Of course, the much-touted “Cybersecurity Skills Shortage” isn’t news to anyone, or it shouldn’t be. For seven or more years, journalists, industry analysts and practitioners have been opining about it one way or another. Analyses and opinions vary on how we have reached this impasse, my own being that this is a largely self-inflicted crisis caused by proscriptive hiring practices and unreasonable job requirements, but the outcome remains the same. We have too few people doing too much work, with too many tools and too few meaningful resources.
The typical SOC of today is drowning in a volume of alerts. In the financial world for example 60% of banks routinely deal with 100,000+ alerts every day, with 17% of them reporting 300,000+ security alerts, according to research carried out by Ovum, and this pattern is repeated across industry verticals.
There is no way that the typical Security Operations Center is staffed to the levels required to be able to triage these alerts, meaning that a large proportion of them are simply never actioned (read ignored). Of those that do eventually see a pair of eyes, it hardly seems worth the effort. An EMA report all the way back in 2017 found that analysts were spending around half an hour investigating each incident with much of the time being spent either downgrading alerts marked as critical (46%) or otherwise reprioritizing (52%) and identifying false positives (31%).
This deluge of information, coupled with a focus on small, repetitive and often manual tasks are critical components contributing to fatigue, boredom, and a feeling of powerlessness in the workplace. A recent survey carried out by Trend Micro revealed that IT teams are under significant pressure, with some of the challenges cited including prioritizing emerging threats (47%) and keeping track of a fractured security environment (43%). The survey showed that they are feeling the weight of this responsibility, with many (34%) stating that the burden they are under has led their job satisfaction to decrease over the past 12 months. It’s not just the SOC analysts either. In that same survey one third of IT executives told us that they felt completely isolated in their role.
Workplace pressure at these levels is simply not sustainable, fatigue leads to neglect, neglect to mistakes, and mistakes lead to burnout, further reducing the available talent pool and dissuading others from ever entering into the industry, it’s a vicious circle.

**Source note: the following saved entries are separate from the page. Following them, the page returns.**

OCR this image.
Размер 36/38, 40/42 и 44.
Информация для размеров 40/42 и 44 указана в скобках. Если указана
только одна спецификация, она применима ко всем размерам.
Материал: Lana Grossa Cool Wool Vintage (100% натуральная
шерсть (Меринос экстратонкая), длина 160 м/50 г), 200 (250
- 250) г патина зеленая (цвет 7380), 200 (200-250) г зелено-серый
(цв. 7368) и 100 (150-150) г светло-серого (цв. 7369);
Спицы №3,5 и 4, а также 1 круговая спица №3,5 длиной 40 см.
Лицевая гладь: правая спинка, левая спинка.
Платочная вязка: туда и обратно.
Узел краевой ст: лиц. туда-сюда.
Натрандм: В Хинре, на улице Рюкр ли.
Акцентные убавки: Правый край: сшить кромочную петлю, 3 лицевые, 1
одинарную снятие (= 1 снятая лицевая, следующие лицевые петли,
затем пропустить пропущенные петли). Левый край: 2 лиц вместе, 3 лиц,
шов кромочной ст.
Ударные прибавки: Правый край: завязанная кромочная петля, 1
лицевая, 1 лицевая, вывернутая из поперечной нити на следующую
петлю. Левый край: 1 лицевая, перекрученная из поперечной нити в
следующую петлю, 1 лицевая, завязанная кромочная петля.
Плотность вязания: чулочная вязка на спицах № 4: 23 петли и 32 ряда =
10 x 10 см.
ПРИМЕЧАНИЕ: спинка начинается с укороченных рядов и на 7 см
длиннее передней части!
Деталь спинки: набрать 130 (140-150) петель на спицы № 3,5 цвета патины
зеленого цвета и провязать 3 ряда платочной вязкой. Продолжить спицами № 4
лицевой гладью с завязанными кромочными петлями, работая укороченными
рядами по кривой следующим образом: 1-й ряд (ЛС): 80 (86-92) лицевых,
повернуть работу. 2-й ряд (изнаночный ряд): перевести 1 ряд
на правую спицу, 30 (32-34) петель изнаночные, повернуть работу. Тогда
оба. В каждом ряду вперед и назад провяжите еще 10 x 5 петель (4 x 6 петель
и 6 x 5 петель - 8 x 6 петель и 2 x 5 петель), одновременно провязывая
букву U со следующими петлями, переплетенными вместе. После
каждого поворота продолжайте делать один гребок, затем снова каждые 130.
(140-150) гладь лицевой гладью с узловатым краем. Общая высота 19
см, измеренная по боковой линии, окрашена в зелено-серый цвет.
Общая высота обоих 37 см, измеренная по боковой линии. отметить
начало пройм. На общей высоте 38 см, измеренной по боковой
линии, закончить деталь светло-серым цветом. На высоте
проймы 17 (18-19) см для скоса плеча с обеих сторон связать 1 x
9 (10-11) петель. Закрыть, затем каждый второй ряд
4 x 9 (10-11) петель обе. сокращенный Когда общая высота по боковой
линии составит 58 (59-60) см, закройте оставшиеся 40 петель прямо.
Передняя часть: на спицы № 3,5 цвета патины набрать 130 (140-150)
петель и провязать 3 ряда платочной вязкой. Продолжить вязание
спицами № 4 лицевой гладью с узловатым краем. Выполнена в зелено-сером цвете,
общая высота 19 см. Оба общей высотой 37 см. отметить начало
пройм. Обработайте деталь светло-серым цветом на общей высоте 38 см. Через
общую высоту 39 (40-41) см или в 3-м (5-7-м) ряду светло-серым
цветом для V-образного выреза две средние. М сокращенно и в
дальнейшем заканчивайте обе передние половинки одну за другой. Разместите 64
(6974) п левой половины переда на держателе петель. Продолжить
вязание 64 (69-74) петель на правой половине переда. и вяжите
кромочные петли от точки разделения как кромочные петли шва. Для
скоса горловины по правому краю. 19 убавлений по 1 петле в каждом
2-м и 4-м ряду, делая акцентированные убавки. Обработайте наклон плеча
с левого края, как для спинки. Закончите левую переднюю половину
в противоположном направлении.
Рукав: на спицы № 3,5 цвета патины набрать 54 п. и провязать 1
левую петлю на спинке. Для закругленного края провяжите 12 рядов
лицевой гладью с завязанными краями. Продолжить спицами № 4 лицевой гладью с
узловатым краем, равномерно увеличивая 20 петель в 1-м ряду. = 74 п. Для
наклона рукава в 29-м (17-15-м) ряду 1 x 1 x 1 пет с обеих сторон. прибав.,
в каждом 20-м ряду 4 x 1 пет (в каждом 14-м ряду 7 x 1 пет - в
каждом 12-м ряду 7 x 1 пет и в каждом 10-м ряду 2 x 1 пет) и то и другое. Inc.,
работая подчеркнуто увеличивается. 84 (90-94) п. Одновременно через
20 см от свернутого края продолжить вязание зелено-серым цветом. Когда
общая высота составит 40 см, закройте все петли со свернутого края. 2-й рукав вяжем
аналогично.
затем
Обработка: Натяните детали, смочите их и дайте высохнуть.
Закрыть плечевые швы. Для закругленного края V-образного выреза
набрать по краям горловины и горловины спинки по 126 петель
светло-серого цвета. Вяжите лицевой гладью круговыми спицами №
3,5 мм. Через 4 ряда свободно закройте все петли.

This security event flood is exacerbated by the fact that the majority of organizations rely on large numbers of specialized and disconnected tools. Many of the alerts that analysts are dealing with are often different views of the same object, or duplicate notifications from discrete security tools. The Ovum report I mentioned above notes that almost half their respondents (47%) told them that only one in five events is actually related to a unique security event.
In fact, Security Operations Centers are drowning in threat data, all the while thirsting for meaningful threat intelligence.

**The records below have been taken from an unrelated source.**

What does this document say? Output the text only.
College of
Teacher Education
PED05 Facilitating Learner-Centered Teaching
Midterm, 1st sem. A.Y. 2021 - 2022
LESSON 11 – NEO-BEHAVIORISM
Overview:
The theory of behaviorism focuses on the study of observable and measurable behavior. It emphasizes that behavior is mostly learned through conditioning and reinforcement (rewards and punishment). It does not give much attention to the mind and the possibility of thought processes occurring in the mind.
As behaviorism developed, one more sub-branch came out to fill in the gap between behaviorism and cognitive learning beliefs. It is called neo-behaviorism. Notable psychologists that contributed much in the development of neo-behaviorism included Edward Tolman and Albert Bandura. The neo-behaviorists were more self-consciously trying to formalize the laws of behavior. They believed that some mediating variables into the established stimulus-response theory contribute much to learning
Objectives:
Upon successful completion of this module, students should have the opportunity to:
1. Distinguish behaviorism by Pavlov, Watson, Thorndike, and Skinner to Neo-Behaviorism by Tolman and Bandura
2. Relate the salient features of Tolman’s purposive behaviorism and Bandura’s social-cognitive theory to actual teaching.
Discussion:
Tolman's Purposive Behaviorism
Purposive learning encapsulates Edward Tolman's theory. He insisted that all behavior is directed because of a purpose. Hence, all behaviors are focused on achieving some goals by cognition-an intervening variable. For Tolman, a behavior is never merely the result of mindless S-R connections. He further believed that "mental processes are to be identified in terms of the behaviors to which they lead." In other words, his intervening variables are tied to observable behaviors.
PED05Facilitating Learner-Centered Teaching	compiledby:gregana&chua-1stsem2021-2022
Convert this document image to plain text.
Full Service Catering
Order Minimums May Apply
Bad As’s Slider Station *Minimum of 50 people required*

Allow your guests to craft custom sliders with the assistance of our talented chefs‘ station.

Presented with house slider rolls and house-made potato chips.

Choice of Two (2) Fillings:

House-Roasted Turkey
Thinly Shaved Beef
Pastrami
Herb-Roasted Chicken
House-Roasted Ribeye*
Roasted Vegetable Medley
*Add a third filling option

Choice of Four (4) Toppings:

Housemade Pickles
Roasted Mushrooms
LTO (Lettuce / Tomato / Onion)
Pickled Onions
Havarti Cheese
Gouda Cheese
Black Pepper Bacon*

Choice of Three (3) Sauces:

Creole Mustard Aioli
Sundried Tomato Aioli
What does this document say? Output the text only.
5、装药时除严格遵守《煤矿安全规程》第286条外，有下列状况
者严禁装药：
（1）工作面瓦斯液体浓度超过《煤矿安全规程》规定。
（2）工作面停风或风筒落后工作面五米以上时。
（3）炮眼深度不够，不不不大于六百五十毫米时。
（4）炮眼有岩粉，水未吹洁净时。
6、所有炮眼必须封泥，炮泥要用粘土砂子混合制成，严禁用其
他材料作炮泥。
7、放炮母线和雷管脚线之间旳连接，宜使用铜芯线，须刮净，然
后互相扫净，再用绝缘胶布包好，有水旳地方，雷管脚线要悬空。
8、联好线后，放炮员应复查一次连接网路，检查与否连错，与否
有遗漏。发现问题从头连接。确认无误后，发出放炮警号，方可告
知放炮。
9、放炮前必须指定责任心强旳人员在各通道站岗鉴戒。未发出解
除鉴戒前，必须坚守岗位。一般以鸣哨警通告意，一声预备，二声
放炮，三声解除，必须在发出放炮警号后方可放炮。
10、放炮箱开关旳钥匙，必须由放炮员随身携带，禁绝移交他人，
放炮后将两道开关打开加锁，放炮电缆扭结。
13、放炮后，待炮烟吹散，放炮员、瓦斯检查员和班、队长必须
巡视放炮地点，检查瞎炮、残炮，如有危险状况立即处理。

Water, water everywhere and all the boards did shrink,
Water, water everywhere nor any drop to drink.
A recent blog post by my friend and colleague Greg Young laid out his reasoning on “Why XDR is a big deal and is different from SIEM and Platforms.” And a truly mature XDR technology, with feature rich APIs, collecting, correlating, triaging, reporting and perhaps even remediating (to a certain level) must represent the direction of travel for the SOC of the near future.
We are not going to solve the skills shortage within a decade; arguably, we are not going to solve it at all, particularly if we continue to focus on filling the gap with human brains. The problem is not in the potential recruitment pipeline, it is in the actual data pipeline and that is where technology must play the lead role. An AI driven Tier I SOC platform able to scale with the continually increasing volume of data, automating and accelerating initial analysis, the creation of incident context, chasing down patient zero through an automated root cause analysis. Such a system would present the human Escalation Analysts with aggregated data in a logical attack-centric progression automating the Monitor, Prevent, Detect and Investigate roles and providing the SOC analyst with actionable threat intelligence for real Response and Remediation.